Les juifs récriminent devant un tel enseignement tout comme ils récriminaient déjà au temps de l’exode regrettant les marmites de viande et les oignons de la captivité. Récriminer c’est douter de la parole et de l’amour de Dieu, c’est ne pas faire confiance. Derrière l’humanité de Jésus, ils ont du mal à reconnaître Dieu venu partager notre vie : on sait d’où il vient, on connaît sa famille, alors comment peut-il dire de telles choses. On peut les comprendre ces contemporains de Jésus, d’autant que nous sommes souvent animés par les mêmes récriminations, mais à l’envers. Nous avons tellement relégué Dieu loin de nous, loin de notre vie pour qu’il ne nous dérange pas, que nous avons bien du mal à le reconnaître dans le cours de l’histoire, bien du mal à le reconnaître dans les autres. C’est vrai que ce n’est pas facile et c’est bien plus simple de le reléguer sur les autels. Pourtant dans la grande parabole du jugement il est clair : « ce que vous avez fait ou pas fait au plus petit d’entre les miens, c’est à moi que vous l’avez fait ou pas fait ». Laissons- nous nourrir par sa parole, véritable nourriture que nous signifie le pain de l’eucharistie.
Dans la première lecture il est aussi question de nourriture. Le prophète Elie vient de défier les prêtres du Dieu Baal. Il leur a proposé de préparer un sacrifice d’holocauste, c’est-à-dire un sacrifice où l’on brûle l’offrande dont la fumée est censée plaire à Dieu. Chacun prépare son bûcher et sa victime.
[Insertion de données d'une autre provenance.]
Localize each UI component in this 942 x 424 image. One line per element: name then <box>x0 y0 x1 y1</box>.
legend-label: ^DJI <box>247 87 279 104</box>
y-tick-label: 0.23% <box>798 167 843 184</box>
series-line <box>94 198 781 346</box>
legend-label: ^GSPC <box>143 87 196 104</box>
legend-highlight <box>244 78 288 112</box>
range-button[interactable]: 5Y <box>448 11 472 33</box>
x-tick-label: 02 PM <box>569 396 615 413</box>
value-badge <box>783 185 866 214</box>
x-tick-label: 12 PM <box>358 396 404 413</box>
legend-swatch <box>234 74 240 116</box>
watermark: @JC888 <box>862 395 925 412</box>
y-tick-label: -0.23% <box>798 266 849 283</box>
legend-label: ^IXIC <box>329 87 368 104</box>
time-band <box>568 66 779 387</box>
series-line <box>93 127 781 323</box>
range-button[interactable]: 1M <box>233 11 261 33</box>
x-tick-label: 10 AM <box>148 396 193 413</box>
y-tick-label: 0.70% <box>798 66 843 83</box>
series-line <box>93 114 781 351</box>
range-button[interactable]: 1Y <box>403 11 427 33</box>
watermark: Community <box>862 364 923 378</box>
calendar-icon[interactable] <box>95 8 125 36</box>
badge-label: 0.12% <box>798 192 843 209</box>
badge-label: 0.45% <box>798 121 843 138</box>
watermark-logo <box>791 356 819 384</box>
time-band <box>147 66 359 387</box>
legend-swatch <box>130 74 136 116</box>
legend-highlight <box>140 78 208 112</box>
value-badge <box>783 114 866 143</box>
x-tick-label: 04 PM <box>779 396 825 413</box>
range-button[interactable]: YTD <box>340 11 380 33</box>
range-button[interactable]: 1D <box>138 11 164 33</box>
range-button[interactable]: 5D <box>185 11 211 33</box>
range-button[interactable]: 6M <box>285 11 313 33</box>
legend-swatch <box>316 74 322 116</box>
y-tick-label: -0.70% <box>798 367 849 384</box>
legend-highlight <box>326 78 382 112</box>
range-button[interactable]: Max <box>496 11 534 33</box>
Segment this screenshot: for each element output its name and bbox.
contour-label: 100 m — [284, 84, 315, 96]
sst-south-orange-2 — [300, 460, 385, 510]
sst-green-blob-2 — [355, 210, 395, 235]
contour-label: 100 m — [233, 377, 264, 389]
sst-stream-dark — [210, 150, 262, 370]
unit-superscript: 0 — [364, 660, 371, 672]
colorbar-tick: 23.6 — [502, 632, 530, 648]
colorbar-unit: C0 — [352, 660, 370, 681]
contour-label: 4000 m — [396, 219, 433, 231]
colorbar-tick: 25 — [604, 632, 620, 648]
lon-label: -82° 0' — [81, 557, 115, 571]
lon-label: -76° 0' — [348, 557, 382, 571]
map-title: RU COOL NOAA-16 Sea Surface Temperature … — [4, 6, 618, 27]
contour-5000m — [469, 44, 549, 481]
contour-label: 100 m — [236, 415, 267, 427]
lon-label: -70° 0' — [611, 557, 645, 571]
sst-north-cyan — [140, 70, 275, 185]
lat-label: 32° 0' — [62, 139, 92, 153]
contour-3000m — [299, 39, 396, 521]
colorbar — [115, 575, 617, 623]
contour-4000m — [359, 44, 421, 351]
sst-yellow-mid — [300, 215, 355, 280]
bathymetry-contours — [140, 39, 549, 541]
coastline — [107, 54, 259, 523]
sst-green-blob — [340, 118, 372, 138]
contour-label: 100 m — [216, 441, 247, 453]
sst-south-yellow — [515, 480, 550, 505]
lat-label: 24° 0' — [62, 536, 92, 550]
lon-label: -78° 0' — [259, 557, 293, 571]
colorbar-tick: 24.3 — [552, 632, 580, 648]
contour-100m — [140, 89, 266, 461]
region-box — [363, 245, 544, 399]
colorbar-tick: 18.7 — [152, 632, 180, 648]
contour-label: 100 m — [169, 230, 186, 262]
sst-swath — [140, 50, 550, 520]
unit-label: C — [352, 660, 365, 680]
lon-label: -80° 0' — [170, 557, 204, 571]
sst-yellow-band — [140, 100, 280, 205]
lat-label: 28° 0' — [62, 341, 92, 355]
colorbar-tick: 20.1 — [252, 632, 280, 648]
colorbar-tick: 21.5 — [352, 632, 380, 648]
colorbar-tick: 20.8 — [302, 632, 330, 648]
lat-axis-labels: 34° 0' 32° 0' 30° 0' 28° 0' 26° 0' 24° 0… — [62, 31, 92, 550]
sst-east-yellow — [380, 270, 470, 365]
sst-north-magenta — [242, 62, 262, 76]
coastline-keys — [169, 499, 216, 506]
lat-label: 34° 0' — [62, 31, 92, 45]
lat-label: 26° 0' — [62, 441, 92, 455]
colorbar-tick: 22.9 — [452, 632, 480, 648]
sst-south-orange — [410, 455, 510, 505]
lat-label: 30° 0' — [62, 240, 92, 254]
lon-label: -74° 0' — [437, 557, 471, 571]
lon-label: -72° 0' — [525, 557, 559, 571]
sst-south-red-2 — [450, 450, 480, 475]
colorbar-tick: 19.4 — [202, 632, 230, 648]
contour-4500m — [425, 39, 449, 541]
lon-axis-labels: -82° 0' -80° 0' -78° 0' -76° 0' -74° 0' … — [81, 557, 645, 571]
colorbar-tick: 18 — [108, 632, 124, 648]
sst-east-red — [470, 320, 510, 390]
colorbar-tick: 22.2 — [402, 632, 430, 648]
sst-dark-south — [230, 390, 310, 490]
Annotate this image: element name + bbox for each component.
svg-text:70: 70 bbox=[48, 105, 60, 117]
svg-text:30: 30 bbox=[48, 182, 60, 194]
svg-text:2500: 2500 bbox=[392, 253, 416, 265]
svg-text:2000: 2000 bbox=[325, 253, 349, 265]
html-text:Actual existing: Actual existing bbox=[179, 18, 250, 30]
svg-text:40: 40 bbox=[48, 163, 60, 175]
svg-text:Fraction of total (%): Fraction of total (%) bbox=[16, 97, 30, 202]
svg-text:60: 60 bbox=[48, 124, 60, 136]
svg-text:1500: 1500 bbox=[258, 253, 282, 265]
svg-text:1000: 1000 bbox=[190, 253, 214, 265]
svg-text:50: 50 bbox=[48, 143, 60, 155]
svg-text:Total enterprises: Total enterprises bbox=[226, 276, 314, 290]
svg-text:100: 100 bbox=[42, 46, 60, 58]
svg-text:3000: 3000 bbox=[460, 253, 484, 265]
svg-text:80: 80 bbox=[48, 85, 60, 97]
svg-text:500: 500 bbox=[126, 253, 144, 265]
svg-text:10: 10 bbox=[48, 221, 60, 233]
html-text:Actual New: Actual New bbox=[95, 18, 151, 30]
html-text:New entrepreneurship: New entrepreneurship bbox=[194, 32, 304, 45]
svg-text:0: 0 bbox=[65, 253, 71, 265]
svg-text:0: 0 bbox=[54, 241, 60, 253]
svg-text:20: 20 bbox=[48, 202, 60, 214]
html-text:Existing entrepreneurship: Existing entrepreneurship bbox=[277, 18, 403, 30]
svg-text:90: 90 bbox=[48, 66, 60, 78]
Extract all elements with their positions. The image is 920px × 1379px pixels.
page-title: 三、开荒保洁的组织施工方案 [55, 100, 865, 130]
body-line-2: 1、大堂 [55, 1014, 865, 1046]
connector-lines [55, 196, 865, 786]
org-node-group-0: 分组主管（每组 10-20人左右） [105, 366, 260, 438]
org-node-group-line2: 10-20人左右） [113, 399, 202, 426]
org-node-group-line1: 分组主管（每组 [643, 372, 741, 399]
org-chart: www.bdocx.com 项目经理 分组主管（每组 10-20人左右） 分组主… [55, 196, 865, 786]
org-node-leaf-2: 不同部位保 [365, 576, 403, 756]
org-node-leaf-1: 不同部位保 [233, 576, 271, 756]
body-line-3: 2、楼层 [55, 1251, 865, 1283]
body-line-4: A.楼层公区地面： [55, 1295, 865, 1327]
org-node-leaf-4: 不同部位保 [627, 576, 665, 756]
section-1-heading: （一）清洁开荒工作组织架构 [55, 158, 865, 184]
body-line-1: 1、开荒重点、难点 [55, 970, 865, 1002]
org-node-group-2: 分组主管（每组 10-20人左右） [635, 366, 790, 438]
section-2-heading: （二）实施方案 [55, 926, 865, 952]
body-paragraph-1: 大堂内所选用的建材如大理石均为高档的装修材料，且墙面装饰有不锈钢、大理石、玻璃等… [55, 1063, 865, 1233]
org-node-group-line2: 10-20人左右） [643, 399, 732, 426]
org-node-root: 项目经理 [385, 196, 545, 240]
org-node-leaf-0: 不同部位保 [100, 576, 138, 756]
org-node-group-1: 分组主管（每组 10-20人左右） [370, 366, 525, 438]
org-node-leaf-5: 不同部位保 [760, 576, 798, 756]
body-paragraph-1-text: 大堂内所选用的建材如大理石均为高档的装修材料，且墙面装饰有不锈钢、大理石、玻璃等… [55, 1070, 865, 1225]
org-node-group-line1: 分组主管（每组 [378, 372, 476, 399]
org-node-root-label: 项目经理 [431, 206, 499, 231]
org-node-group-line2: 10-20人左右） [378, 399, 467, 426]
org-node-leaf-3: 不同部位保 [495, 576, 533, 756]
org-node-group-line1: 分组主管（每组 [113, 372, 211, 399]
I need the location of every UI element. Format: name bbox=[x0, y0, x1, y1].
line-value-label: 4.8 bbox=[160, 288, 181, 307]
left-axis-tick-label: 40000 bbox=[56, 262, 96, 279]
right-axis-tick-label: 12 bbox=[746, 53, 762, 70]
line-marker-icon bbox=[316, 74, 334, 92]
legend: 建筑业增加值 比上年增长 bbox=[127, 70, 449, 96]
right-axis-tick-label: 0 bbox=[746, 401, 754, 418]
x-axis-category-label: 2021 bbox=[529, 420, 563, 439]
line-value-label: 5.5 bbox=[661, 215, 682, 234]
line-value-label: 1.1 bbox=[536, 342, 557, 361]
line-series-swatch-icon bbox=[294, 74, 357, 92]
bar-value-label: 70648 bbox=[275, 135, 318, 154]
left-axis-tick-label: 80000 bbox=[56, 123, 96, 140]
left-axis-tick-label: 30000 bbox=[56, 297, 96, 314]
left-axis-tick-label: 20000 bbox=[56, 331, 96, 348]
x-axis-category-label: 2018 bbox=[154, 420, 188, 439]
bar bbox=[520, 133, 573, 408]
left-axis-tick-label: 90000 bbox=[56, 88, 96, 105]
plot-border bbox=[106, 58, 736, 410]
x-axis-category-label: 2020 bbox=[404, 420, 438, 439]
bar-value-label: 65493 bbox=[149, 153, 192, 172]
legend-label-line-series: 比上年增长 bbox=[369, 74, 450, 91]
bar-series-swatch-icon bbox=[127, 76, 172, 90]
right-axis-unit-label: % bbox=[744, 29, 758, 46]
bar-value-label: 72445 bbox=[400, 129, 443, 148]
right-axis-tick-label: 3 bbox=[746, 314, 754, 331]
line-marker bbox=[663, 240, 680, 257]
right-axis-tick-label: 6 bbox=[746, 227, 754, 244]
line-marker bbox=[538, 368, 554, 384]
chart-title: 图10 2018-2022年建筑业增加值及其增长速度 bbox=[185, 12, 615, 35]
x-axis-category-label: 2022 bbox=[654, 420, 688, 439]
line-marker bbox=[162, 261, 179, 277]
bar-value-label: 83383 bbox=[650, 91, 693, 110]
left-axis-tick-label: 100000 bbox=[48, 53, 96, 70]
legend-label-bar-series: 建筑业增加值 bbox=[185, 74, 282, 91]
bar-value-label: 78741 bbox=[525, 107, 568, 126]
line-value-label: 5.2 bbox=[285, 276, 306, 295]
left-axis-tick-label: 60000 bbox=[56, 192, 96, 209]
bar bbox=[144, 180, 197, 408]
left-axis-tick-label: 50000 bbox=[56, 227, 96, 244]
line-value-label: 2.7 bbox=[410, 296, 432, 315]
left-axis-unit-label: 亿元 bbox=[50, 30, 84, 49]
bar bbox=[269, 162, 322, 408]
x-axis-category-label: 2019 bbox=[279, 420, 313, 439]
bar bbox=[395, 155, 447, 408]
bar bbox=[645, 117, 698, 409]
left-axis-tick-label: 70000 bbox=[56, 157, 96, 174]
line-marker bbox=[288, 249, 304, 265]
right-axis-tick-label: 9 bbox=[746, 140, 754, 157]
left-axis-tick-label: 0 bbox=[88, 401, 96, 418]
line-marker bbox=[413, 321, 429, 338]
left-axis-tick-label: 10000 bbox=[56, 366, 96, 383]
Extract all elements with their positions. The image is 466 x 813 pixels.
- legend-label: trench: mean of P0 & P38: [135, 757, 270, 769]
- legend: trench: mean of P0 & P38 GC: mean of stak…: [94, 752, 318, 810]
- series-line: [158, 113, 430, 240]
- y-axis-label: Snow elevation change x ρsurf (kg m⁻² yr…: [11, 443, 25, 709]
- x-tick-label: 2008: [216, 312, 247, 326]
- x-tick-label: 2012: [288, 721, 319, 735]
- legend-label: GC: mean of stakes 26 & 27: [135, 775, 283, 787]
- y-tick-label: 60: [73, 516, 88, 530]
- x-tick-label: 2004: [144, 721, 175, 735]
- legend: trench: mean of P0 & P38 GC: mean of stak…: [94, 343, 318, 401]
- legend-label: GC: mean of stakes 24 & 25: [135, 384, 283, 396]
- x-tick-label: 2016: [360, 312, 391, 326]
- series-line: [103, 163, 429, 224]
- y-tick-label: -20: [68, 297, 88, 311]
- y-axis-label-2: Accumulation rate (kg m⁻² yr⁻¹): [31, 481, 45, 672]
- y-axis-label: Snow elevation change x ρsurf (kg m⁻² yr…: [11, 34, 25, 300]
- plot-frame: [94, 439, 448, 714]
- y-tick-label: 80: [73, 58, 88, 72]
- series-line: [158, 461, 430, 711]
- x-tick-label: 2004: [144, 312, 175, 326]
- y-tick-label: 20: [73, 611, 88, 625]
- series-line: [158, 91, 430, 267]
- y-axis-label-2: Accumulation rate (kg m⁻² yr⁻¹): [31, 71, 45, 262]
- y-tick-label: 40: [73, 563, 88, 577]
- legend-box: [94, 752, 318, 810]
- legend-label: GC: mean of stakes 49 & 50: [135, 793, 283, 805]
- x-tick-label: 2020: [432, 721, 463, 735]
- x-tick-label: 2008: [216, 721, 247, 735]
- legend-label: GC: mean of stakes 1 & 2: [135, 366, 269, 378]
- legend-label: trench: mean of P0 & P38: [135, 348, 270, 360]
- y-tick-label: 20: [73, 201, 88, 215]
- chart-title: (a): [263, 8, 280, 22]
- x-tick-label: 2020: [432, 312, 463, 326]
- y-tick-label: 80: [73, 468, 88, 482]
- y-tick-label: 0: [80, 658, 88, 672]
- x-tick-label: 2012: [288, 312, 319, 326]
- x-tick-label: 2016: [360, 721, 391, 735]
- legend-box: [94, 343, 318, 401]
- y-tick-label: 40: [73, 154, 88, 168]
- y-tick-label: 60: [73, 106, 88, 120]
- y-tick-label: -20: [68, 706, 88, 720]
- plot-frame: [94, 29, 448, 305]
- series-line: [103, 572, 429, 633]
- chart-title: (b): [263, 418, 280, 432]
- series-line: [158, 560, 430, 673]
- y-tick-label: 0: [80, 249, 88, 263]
Malgré leurs prières, leurs danses, leurs supplications, le bûcher des prêtres de Baal ne s’enflamme pas. Elie se moque d’eux : criez plus fort, votre Dieu ne vous entend pas, peut-être dort-il, à moins qu’il ne soit en voyage. Pendant ce temps le prophète fait copieusement arroser d’eau son bûcher qui à sa prière va s’enflammer, voilà pense-t-il le signe de la puissance et de la vérité de son Dieu. Alors fort de sa victoire, Elie fait égorger les prêtres de Baal avant de devoir s’enfuir au désert poursuivi par la haine de la reine Jézabel. C’est là que nous le retrouvons complètement découragé, il ne comprend pas, c’en est trop, il veut mourir. Mais Dieu vient le réconforter avec un pain et une cruche d’eau : « lève toi et mange car le chemin est encore long », le chemin jusqu’à la montagne de l’Horeb, le chemin jusqu’à la découverte de Dieu. Arrivé à la montagne après 40 jours de marche, le prophète se réfugie dans une grotte d’où Dieu l’interpelle. Eclate un violent orage mais Dieu n’est pas dans l’orage, survient un tremblement de terre mais Dieu n’est pas dans le tremblement de terre ; s’enflamme alors un grand feu, mais Dieu n’est pas dans le feu. Finalement se lève une brise légère dans laquelle Dieu se manifeste et demande au prophète de retourner chez les siens. Ainsi au bout de sa longue marche, de sa longue recherche, Elie comprend combien il s’est trompé sur Dieu qui ne s’impose pas par la puissance ou le merveilleux comme il a voulu le faire, mais dans le souffle de la brise légère du service. Désaltéré par la parole, fortifié par le pain, Elie peut reprendre le chemin vers les siens comme tout à l’heure nous reprendrons le chemin vers notre quotidien pour y témoigner de la douceur et de l’amour de notre Dieu qui s’offre à chacun. Oui Seigneur, « Comme un souffle fragile, ta parole se donne, comme un vase d’argile ta parole nous façonne »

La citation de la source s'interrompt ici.